Ok, got it. Thank your very much for your quick reply.
Dear Kyle, How you get T=200 segments from the whole video? And how you perform localization when testing? You say in the paper that you follow W-TALC. I found in W-TALC that they select T continuous snippets for training and threshold on the final T-CAM for localization. Due to the snippet length is less than the frame rate of the videos, they upsample T-CAM to meet the original frame rate. I am not sure how W-TALC and your A2CL-PT select T snippets when testing. Because if we also use T continuous snippets for testing, it might be not correct by directly upsampling the T-CAM to original frame rate.
Hi again,
I think you misunderstood the inference procedure of our method and W-TALC.
1) During the training process, input snippets are randomly sampled.
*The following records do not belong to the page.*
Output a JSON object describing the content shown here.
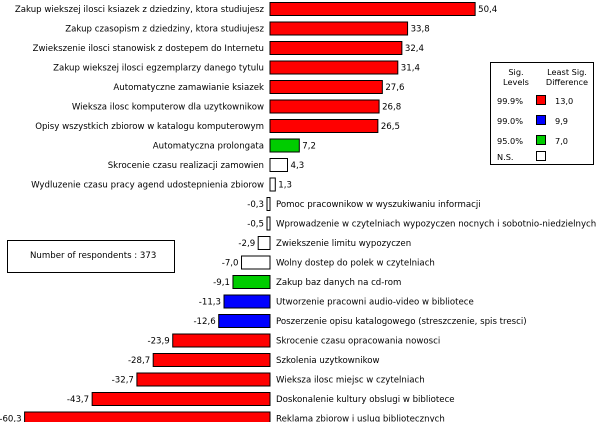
{
  "chart_data": {
    "type": "bar",
    "orientation": "horizontal",
    "xlim": [
      -60.3,
      50.4
    ],
    "categories": [
      "Zakup wiekszej ilosci ksiazek z dziedziny, ktora studiujesz",
      "Zakup czasopism z dziedziny, ktora studiujesz",
      "Zwiekszenie ilosci stanowisk z dostepem do Internetu",
      "Zakup wiekszej ilosci egzemplarzy danego tytulu",
      "Automatyczne zamawianie ksiazek",
      "Wieksza ilosc komputerow dla uzytkownikow",
      "Opisy wszystkich zbiorow w katalogu komputerowym",
      "Automatyczna prolongata",
      "Skrocenie czasu realizacji zamowien",
      "Wydluzenie czasu pracy agend udostepnienia zbiorow",
      "Pomoc pracownikow w wyszukiwaniu informacji",
      "Wprowadzenie w czytelniach wypozyczen nocnych i sobotnio-niedzielnych",
      "Zwiekszenie limitu wypozyczen",
      "Wolny dostep do polek w czytelniach",
      "Zakup baz danych na cd-rom",
      "Utworzenie pracowni audio-video w bibliotece",
      "Poszerzenie opisu katalogowego (streszczenie, spis tresci)",
      "Skrocenie czasu opracowania nowosci",
      "Szkolenia uzytkownikow",
      "Wieksza ilosc miejsc w czytelniach",
      "Doskonalenie kultury obslugi w bibliotece",
      "Reklama zbiorow i uslug bibliotecznych"
    ],
    "values": [
      50.4,
      33.8,
      32.4,
      31.4,
      27.6,
      26.8,
      26.5,
      7.2,
      4.3,
      1.3,
      -0.3,
      -0.5,
      -2.9,
      -7.0,
      -9.1,
      -11.3,
      -12.6,
      -23.9,
      -28.7,
      -32.7,
      -43.7,
      -60.3
    ],
    "value_labels": [
      "50,4",
      "33,8",
      "32,4",
      "31,4",
      "27,6",
      "26,8",
      "26,5",
      "7,2",
      "4,3",
      "1,3",
      "-0,3",
      "-0,5",
      "-2,9",
      "-7,0",
      "-9,1",
      "-11,3",
      "-12,6",
      "-23,9",
      "-28,7",
      "-32,7",
      "-43,7",
      "-60,3"
    ],
    "bar_colors": [
      "#ff0000",
      "#ff0000",
      "#ff0000",
      "#ff0000",
      "#ff0000",
      "#ff0000",
      "#ff0000",
      "#00cc00",
      "#ffffff",
      "#ffffff",
      "#ffffff",
      "#ffffff",
      "#ffffff",
      "#ffffff",
      "#00cc00",
      "#0000ff",
      "#0000ff",
      "#ff0000",
      "#ff0000",
      "#ff0000",
      "#ff0000",
      "#ff0000"
    ],
    "legend": {
      "header_levels": "Sig.\nLevels",
      "header_diff": "Least Sig.\nDifference",
      "rows": [
        {
          "level": "99.9%",
          "color": "#ff0000",
          "difference": "13,0"
        },
        {
          "level": "99.0%",
          "color": "#0000ff",
          "difference": "9,9"
        },
        {
          "level": "95.0%",
          "color": "#00cc00",
          "difference": "7,0"
        },
        {
          "level": "N.S.",
          "color": "#ffffff",
          "difference": ""
        }
      ]
    },
    "respondents_label": "Number of respondents : 373"
  }
}
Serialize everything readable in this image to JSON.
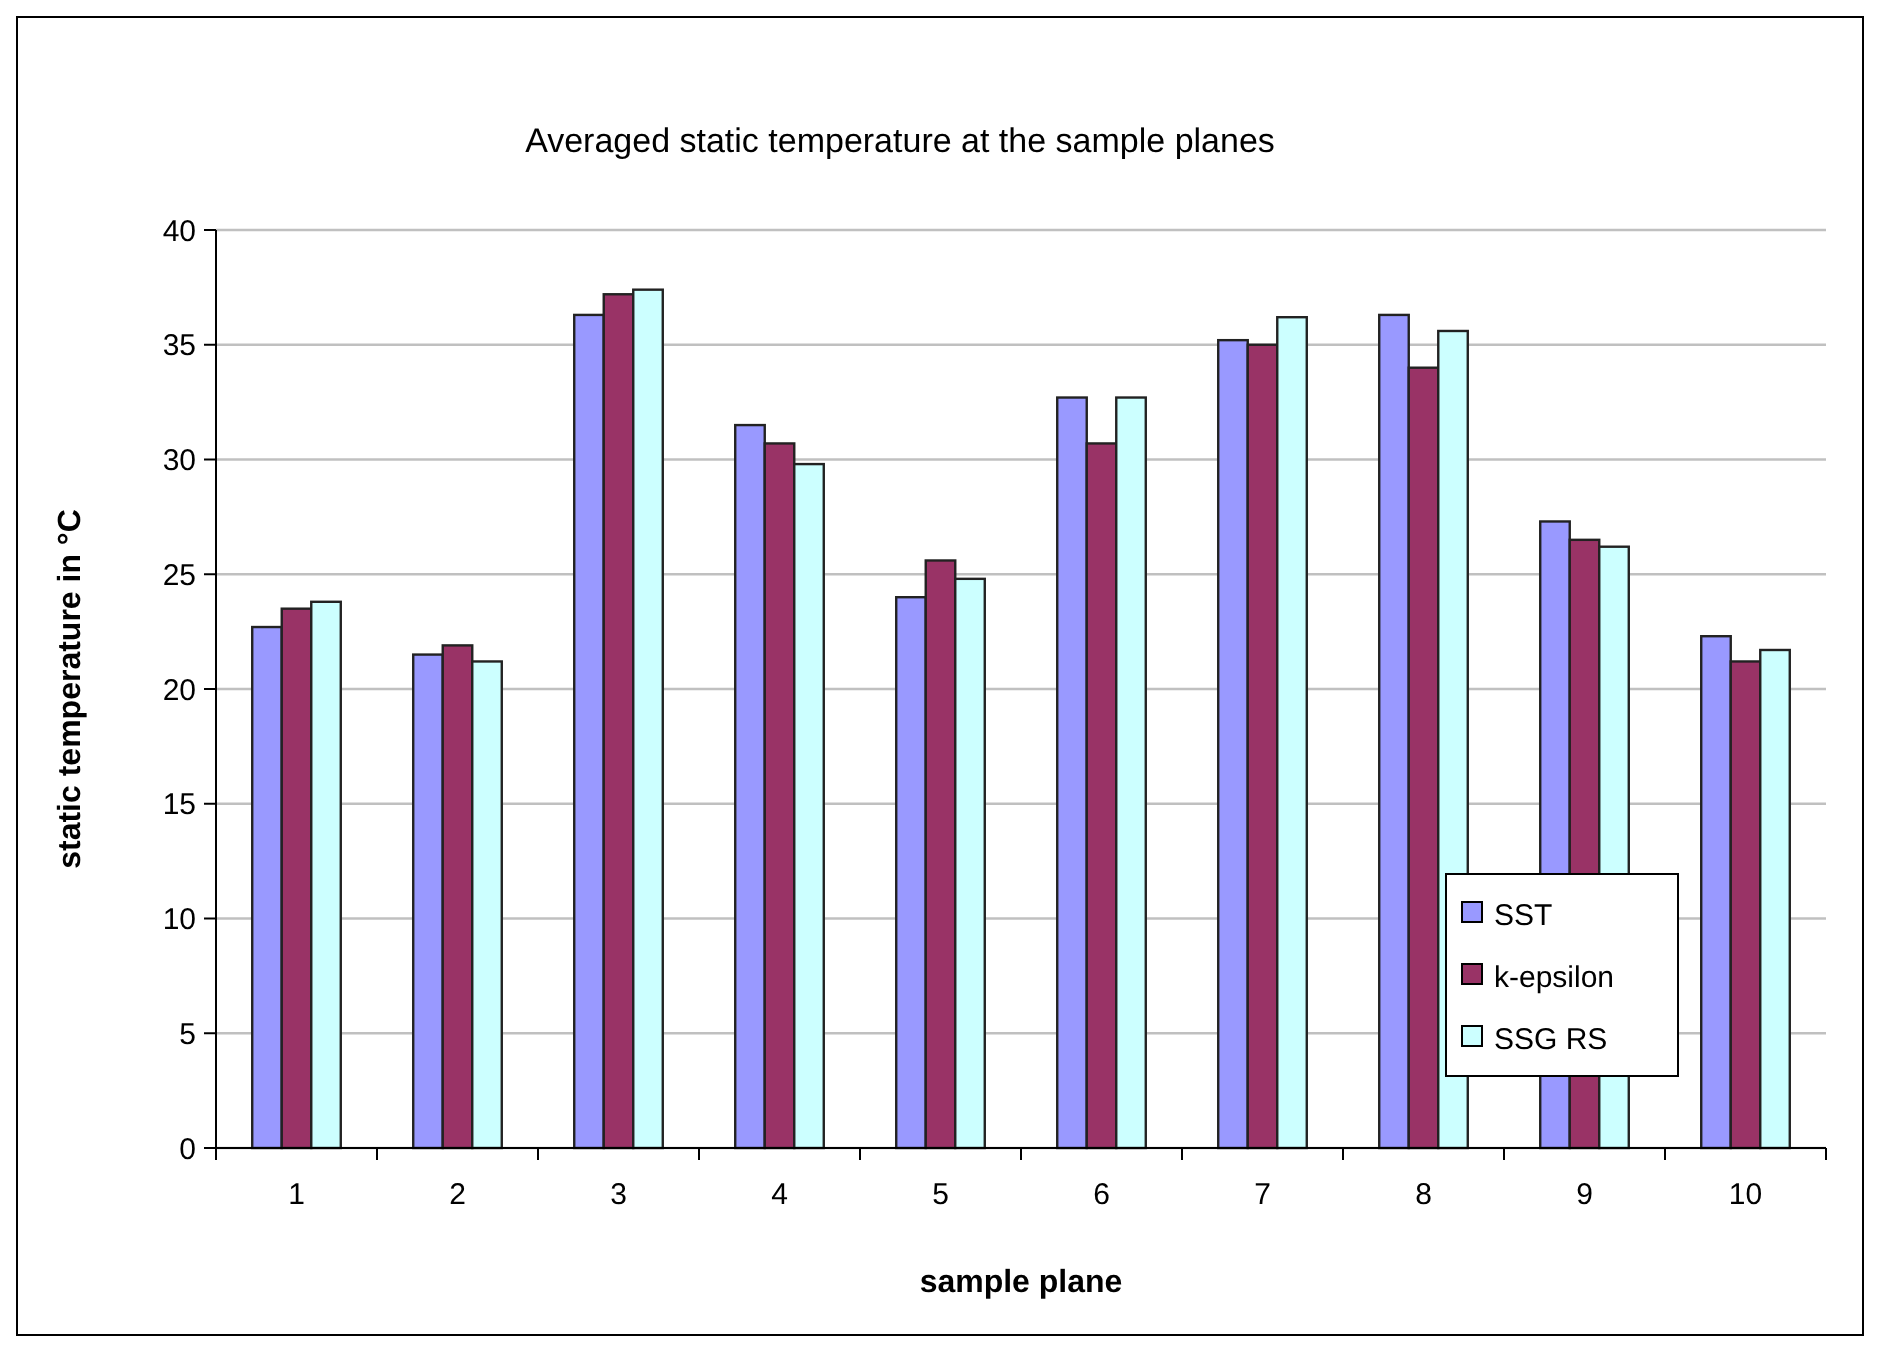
{
  "chart_data": {
    "type": "bar",
    "title": "Averaged static temperature at the sample planes",
    "xlabel": "sample plane",
    "ylabel": "static temperature in °C",
    "categories": [
      "1",
      "2",
      "3",
      "4",
      "5",
      "6",
      "7",
      "8",
      "9",
      "10"
    ],
    "series": [
      {
        "name": "SST",
        "color": "#9999ff",
        "values": [
          22.7,
          21.5,
          36.3,
          31.5,
          24.0,
          32.7,
          35.2,
          36.3,
          27.3,
          22.3
        ]
      },
      {
        "name": "k-epsilon",
        "color": "#993366",
        "values": [
          23.5,
          21.9,
          37.2,
          30.7,
          25.6,
          30.7,
          35.0,
          34.0,
          26.5,
          21.2
        ]
      },
      {
        "name": "SSG RS",
        "color": "#ccffff",
        "values": [
          23.8,
          21.2,
          37.4,
          29.8,
          24.8,
          32.7,
          36.2,
          35.6,
          26.2,
          21.7
        ]
      }
    ],
    "ylim": [
      0,
      40
    ],
    "yticks": [
      0,
      5,
      10,
      15,
      20,
      25,
      30,
      35,
      40
    ],
    "grid": "y",
    "legend": "right"
  }
}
Please refer to this line. 2) Our method and W-TALC do not upsample T-CAM. Please refer to this line for details of the testing scheme. 3) We do not use sampled snippets during the inference procedure. Please refer to this line.
Dear Kyle, Thanks for your excellent work. It helps me a lot. I have a question about the maxlen in your code. Do you set maxlen to 200 for both dataset (THUMOS14 and ActivityNet)? I found the video length in THUMOS14 vary greatly, the length of some videos are even more than 26 minutes (2437 snippets). I am not sure how you set the maxlen for THUMOS14.